Featherstone Rovers could face a potential 55 per cent cut in central funding for next season due to finishing outside the top four.
The club will need to release a number of playing staff in order to remain sustainable, according to general manager Davide Longo.
Longo admitted that departures were already planned and he believes that Rovers will still be able to compete for a top four spot next season.
“Featherstone Rovers will experience a potential 55 per cent cut in central distribution funding, therefore immediate action is required in order to remain sustainable,” said Longo.
“A removal of playing staff was already planned, regardless of whether the team secured a top-four spot.
“I believe this will not have an impact on the value of the match day experience we provide supporters.
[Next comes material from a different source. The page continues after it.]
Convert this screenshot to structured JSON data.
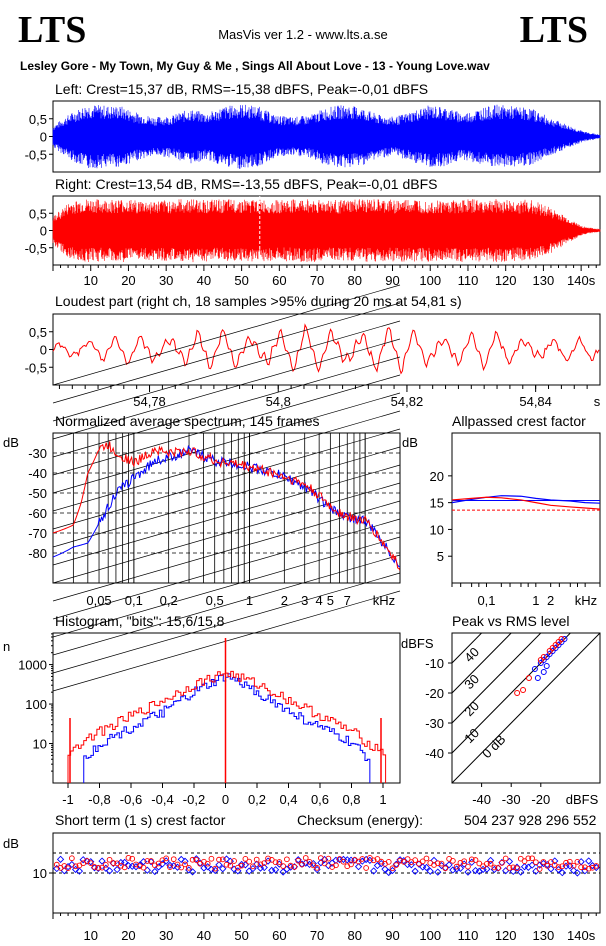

In fact, It appears that the Championship will be a stronger competition next year.
“Certainly, if Bradford Bulls and York City Knights gain promotion from League 1 in place of the Championships weakest clubs, they will come up and be stronger financially.
“I also believe that if any Super League teams are relegated to the Championship then they will receive far more central distribution funding than we will, and will have the capacity to bring further excitement to the division.
“The club’s ability to compete with those teams next season will be heavily driven by the level of support maintained over the Championship Shield campaign.”
With four full-time sides in this year’s Championship, Longo says the club had prepared for the possibility of not reaching the top four.
And he admitted that almost everyone at the club was surprised by how narrow the gap was between second and sixth place.
He continued: “This season was destined to provide the toughest Championship competition to date.
“We always knew there were going to be six elite clubs going for four spots and it would come down to fine margins.
“The extent to which that was the case was beyond what anyone could have imagined.
“I don’t believe the two clubs which missed out were the ones many would’ve predicted. We felt that we had positioned the club with a strong team, but there was always an awareness that we may drop out of the four.
“We were fully aware that there were a significant number of players off-contract at the beginning of the season, which meant that we were somewhat protected and in control of our own destiny.
“We definitely rolled the dice to not only make the top-four, but try to ensure our first-choice 17 could compete with Super League clubs.
“This was a calculated risk from a club who wanted to push on after securing our status as the country’s best part-time club last season, but as is necessary in sport, we had a plan for if this did not materialise as expected.”